You're exhausted. You've lost motivation. Things that used to matter feel flat. Is it burnout or depression? The distinction matters because the treatment approach differs — though the two can overlap and co-exist.
Burnout
- Tied to a specific context (usually work/caregiving)
- Energy depletion and cynicism about that specific role
- Reduced professional efficacy
- Tends to improve with rest and change of circumstances
- Develops gradually from chronic workplace stress
Depression
- Pervasive — affects all areas of life
- Low mood, anhedonia, worthlessness, hopelessness
- Loss of interest in everything, not just work
- May not improve with rest alone
- Can develop with or without an external trigger
Where They Overlap
Both involve exhaustion, emotional numbness, reduced performance, and withdrawal.
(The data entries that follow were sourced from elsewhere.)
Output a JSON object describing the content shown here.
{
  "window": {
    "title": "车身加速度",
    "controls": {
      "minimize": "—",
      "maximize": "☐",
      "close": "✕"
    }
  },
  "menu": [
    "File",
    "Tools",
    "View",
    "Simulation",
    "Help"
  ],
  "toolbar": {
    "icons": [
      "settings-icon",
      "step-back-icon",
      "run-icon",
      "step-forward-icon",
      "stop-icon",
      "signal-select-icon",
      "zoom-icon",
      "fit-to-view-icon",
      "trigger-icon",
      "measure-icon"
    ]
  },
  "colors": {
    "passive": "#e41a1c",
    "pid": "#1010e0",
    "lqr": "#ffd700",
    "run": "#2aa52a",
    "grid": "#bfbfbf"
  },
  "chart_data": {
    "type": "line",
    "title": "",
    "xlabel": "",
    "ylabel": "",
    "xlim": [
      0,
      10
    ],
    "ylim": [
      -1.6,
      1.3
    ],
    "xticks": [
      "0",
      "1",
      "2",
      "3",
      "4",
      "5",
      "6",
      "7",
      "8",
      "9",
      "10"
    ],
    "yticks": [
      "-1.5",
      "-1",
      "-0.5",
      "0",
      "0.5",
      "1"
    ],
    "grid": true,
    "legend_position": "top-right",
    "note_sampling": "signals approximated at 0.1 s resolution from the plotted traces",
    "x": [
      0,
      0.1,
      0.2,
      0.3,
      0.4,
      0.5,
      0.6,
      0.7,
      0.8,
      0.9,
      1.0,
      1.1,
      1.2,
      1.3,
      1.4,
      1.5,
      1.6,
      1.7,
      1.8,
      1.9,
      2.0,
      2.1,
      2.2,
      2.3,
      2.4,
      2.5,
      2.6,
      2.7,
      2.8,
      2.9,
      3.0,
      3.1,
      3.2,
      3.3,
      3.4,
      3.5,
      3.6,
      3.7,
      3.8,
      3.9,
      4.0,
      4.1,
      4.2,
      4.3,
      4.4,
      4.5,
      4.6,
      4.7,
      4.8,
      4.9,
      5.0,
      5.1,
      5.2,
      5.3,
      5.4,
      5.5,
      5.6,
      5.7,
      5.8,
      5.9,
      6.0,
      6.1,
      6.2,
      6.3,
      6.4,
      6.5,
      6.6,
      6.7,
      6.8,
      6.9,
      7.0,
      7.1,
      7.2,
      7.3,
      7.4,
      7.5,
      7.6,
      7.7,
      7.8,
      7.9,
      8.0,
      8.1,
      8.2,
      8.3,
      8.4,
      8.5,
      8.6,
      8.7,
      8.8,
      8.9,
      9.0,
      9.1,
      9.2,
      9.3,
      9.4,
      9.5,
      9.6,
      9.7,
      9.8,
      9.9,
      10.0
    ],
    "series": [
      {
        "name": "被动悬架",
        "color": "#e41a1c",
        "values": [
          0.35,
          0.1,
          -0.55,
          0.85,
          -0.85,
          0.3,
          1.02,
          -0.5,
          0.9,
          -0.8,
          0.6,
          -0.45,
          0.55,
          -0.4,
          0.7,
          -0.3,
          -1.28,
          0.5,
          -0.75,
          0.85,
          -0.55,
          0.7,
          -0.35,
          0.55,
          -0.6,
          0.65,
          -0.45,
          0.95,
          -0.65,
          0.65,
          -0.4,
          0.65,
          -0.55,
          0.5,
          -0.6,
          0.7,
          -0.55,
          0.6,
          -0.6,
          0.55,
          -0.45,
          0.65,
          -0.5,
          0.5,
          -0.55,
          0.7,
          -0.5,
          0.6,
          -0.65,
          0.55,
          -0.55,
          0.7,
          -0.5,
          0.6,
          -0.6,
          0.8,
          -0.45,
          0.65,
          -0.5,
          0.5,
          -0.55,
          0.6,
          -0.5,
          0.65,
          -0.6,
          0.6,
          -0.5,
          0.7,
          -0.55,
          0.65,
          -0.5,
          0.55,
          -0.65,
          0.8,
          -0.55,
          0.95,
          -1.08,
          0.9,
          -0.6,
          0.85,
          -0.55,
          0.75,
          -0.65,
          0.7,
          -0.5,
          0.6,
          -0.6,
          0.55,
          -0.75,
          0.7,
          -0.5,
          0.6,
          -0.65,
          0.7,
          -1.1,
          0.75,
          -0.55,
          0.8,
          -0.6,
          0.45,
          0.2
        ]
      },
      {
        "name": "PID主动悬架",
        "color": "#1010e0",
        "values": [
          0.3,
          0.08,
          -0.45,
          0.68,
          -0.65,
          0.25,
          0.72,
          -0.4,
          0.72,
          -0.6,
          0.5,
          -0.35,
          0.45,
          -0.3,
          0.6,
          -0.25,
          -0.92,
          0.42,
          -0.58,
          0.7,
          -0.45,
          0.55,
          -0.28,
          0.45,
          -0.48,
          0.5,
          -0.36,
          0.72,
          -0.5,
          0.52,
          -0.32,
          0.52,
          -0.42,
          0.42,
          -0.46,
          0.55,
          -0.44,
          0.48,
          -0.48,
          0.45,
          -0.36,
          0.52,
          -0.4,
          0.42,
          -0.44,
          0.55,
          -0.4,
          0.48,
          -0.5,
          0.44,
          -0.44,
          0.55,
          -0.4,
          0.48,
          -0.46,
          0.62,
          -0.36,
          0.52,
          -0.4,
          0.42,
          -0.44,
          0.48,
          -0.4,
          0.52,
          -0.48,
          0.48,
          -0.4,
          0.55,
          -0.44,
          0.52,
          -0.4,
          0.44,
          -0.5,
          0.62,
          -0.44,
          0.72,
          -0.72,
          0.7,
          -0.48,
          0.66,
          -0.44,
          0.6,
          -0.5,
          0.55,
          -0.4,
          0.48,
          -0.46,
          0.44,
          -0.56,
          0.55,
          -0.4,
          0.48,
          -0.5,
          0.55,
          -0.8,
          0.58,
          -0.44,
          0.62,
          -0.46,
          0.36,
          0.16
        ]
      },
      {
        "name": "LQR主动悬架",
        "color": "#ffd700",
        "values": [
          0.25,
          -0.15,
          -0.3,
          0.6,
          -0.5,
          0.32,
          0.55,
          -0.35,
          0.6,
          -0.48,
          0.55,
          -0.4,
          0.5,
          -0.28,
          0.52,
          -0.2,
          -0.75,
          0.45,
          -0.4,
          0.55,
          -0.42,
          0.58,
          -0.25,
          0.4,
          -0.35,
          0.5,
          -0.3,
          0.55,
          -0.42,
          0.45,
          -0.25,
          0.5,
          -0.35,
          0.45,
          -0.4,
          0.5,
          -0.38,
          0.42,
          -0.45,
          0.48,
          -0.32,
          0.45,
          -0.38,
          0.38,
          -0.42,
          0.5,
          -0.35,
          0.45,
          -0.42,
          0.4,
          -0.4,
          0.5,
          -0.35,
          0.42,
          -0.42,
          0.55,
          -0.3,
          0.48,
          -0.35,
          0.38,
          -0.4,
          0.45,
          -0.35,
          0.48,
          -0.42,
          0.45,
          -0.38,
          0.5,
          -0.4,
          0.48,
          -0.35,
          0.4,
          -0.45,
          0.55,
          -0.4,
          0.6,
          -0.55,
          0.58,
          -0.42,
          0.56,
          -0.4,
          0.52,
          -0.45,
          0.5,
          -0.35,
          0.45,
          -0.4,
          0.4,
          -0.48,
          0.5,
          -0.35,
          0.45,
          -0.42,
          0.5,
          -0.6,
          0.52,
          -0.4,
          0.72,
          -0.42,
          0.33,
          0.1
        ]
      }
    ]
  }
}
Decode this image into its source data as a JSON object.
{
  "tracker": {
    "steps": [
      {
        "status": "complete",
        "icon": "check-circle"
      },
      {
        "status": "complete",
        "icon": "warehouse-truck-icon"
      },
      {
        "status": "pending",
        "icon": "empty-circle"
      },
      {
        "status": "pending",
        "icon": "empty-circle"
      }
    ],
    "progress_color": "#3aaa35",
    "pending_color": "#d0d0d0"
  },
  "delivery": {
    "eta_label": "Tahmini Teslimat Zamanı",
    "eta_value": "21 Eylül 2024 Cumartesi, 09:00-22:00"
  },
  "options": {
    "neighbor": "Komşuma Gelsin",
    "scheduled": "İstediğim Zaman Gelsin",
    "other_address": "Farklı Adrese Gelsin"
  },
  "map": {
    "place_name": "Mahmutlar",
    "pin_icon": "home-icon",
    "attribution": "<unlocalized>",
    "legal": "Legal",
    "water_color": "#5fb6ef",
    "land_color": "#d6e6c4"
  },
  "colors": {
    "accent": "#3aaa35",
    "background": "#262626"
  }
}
And untreated burnout can tip into depression — when the exhaustion and cynicism spread beyond work and begin to colour everything. This is why early intervention matters.
How Therapy Helps
For burnout, therapy focuses on understanding the patterns that led there — the perfectionism, the people-pleasing, the inability to set limits — and building sustainable ways of working and living. For depression, therapy addresses the underlying beliefs and emotional patterns that maintain the low mood. And when both are present — which they often are — we work on both simultaneously.